Semivalues

This module provides the core functionality for the computation of generic semi-values. A semi-value is any valuation function with the form:

\[v_\text{semi}(i) = \sum_{i=1}^n w(k) \sum_{S \subset D_{-i}^{(k)}} [U(S_{+i})-U(S)],\]

where the coefficients \(w(k)\) satisfy the property:

\[\sum_{k=1}^n w(k) = 1.\]

Note

For implementation consistency, we slightly depart from the common definition of semi-values, which includes a factor \(1/n\) in the sum over subsets. Instead, we subsume this factor into the coefficient \(w(k)\).

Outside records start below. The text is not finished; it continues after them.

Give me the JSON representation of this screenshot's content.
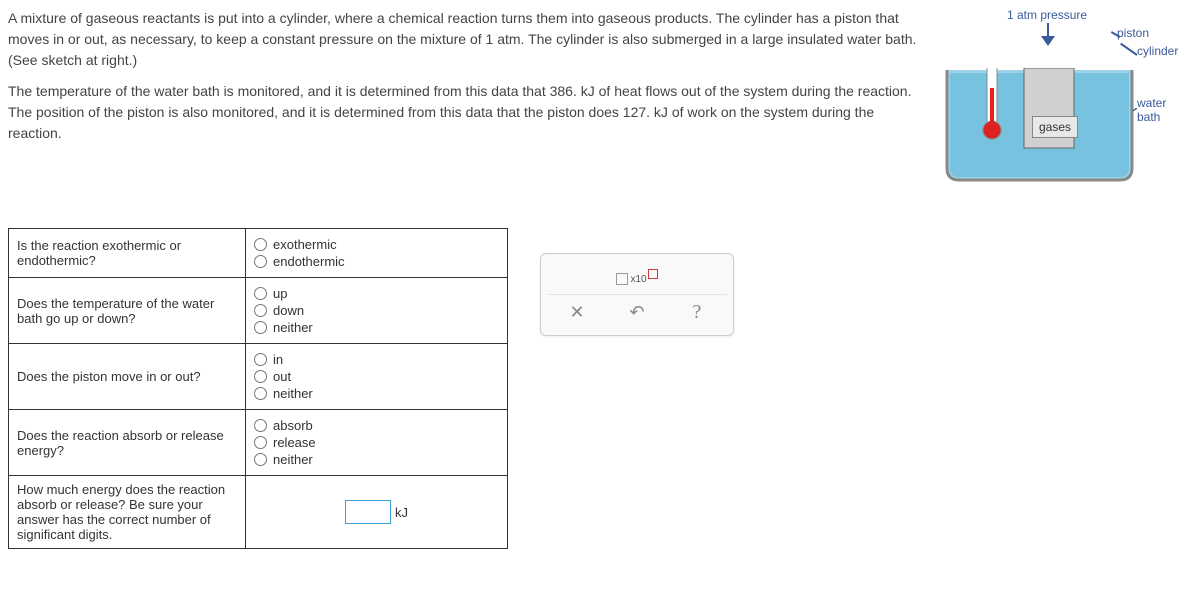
{
  "description": {
    "p1": "A mixture of gaseous reactants is put into a cylinder, where a chemical reaction turns them into gaseous products. The cylinder has a piston that moves in or out, as necessary, to keep a constant pressure on the mixture of 1 atm. The cylinder is also submerged in a large insulated water bath. (See sketch at right.)",
    "p2": "The temperature of the water bath is monitored, and it is determined from this data that 386. kJ of heat flows out of the system during the reaction. The position of the piston is also monitored, and it is determined from this data that the piston does 127. kJ of work on the system during the reaction."
  },
  "diagram": {
    "pressure": "1 atm pressure",
    "piston": "piston",
    "cylinder": "cylinder",
    "waterbath": "water bath",
    "gases": "gases"
  },
  "questions": {
    "q1": {
      "text": "Is the reaction exothermic or endothermic?",
      "opts": [
        "exothermic",
        "endothermic"
      ]
    },
    "q2": {
      "text": "Does the temperature of the water bath go up or down?",
      "opts": [
        "up",
        "down",
        "neither"
      ]
    },
    "q3": {
      "text": "Does the piston move in or out?",
      "opts": [
        "in",
        "out",
        "neither"
      ]
    },
    "q4": {
      "text": "Does the reaction absorb or release energy?",
      "opts": [
        "absorb",
        "release",
        "neither"
      ]
    },
    "q5": {
      "text": "How much energy does the reaction absorb or release? Be sure your answer has the correct number of significant digits.",
      "unit": "kJ"
    }
  }
}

As such, the computation of a semi-value requires two components:

A subset sampler that generates subsets of the set \(D\) of interest.
A coefficient \(w(k)\) that assigns a weight to each subset size \(k\).

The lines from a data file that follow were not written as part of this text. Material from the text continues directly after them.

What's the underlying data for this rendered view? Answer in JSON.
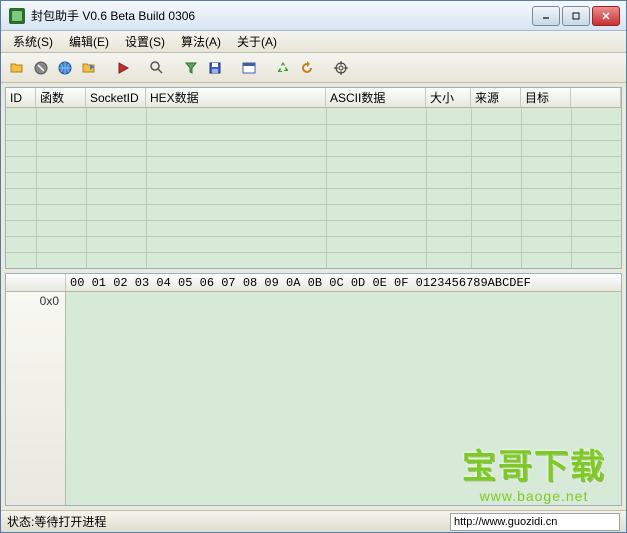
{
  "window": {
    "title": "封包助手 V0.6 Beta Build 0306"
  },
  "menu": {
    "system": "系统(S)",
    "edit": "编辑(E)",
    "settings": "设置(S)",
    "algorithm": "算法(A)",
    "about": "关于(A)"
  },
  "columns": {
    "id": "ID",
    "func": "函数",
    "socketid": "SocketID",
    "hex": "HEX数据",
    "ascii": "ASCII数据",
    "size": "大小",
    "source": "来源",
    "target": "目标"
  },
  "hex": {
    "ruler": "00 01 02 03 04 05 06 07 08 09 0A 0B 0C 0D 0E 0F  0123456789ABCDEF",
    "addr0": "0x0"
  },
  "status": {
    "text": "状态:等待打开进程",
    "url": "http://www.guozidi.cn"
  },
  "watermark": {
    "line1": "宝哥下载",
    "line2": "www.baoge.net"
  }
}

Samplers can be found in sampler, and can be classified into two categories: powerset samplers and permutation samplers. Powerset samplers generate subsets of \(D_{-i}\), while the permutation sampler generates permutations of \(D\). The former conform to the above definition of semi-values, while the latter reformulates it as:

\[ v(i) = \frac{1}{n!} \sum_{\sigma \in \Pi(n)} \tilde{w}( | \sigma_{:i} | )[U(\sigma_{:i} \cup \{i\}) − U(\sigma_{:i})], \]

where \(\sigma_{:i}\) denotes the set of indices in permutation sigma before the position where \(i\) appears (see Data valuation for details), and

\[ \tilde{w} (k) = n \binom{n - 1}{k} w (k) \]

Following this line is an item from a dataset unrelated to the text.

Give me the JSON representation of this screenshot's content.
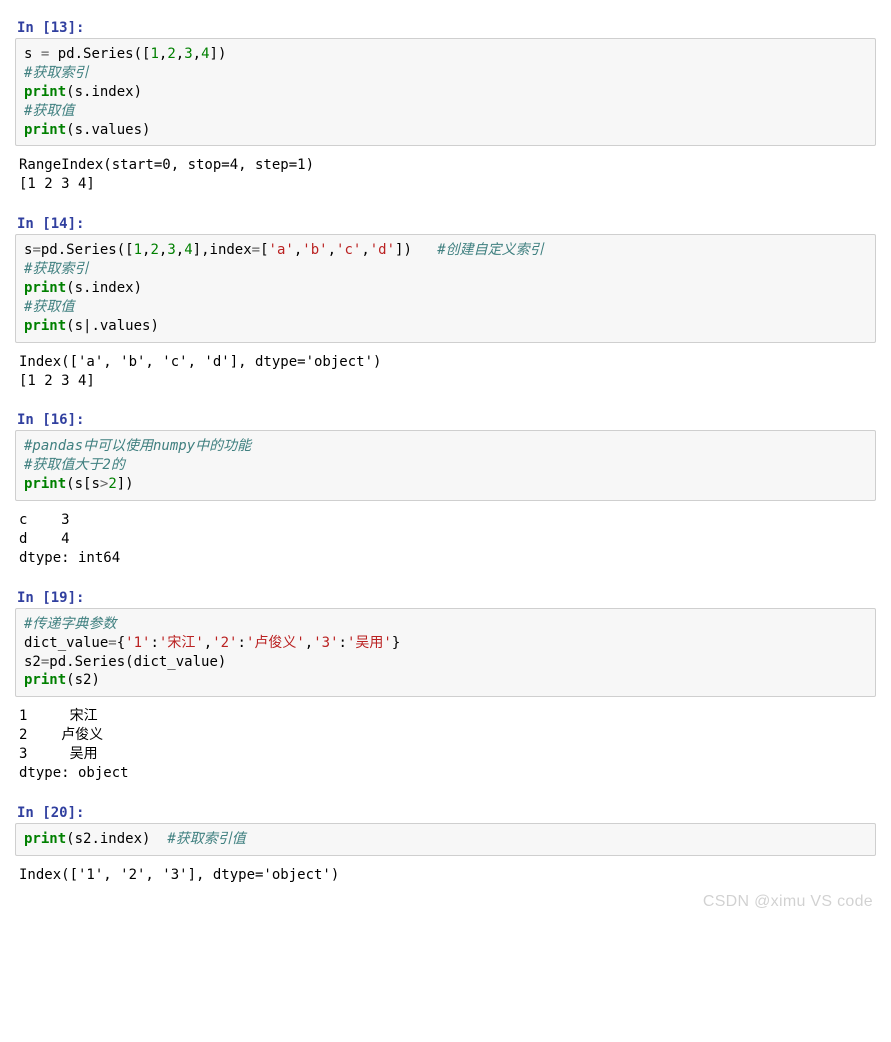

is the weight correction due to the reformulation.

Warning

Both PermutationSampler and DeterministicPermutationSampler require caching to be enabled or computation will be doubled wrt. a 'direct' implementation of permutation MC.

There are several pre-defined coefficients, including the Shapley value of (Ghorbani and Zou, 2019)¹, the Banzhaf index of (Wang and Jia)³, and the Beta coefficient of (Kwon and Zou, 2022)². For each of these methods, there is a convenience wrapper function. Respectively, these are: compute_shapley_semivalues, compute_banzhaf_semivalues, and compute_beta_shapley_semivalues. instead.

References¶

Ghorbani, A., Zou, J., 2019. Data Shapley: Equitable Valuation of Data for Machine Learning. In: Proceedings of the 36th International Conference on Machine Learning, PMLR, pp. 2242–2251. ↩
Kwon, Y. and Zou, J., 2022. Beta Shapley: A Unified and Noise-reduced Data Valuation Framework for Machine Learning. In: Proceedings of the 25th International Conference on Artificial Intelligence and Statistics (AISTATS) 2022, Vol. 151. PMLR, Valencia, Spain. ↩
Wang, J.T. and Jia, R., 2022. Data Banzhaf: A Robust Data Valuation Framework for Machine Learning. ArXiv preprint arXiv:2205.15466. ↩

`SVCoefficient` ¶

Bases: Protocol

A coefficient for the computation of semi-values.

`call(n, k)` ¶

Computes the coefficient for a given subset size.

PARAMETER	DESCRIPTION
`n`	Total number of elements in the set. TYPE: `int`
`k`	Size of the subset for which the coefficient is being computed TYPE: `int`

Source code in src/pydvl/value/semivalues.py

def __call__(self, n: int, k: int) -> float:
    """Computes the coefficient for a given subset size.

    Args:
        n: Total number of elements in the set.
        k: Size of the subset for which the coefficient is being computed
    """
    ...

`SemiValueMode` ¶

Bases: str, Enum

Enumeration of semi-value modes.

Deprecation notice

This enum and the associated methods are deprecated and will be removed in 0.8.0.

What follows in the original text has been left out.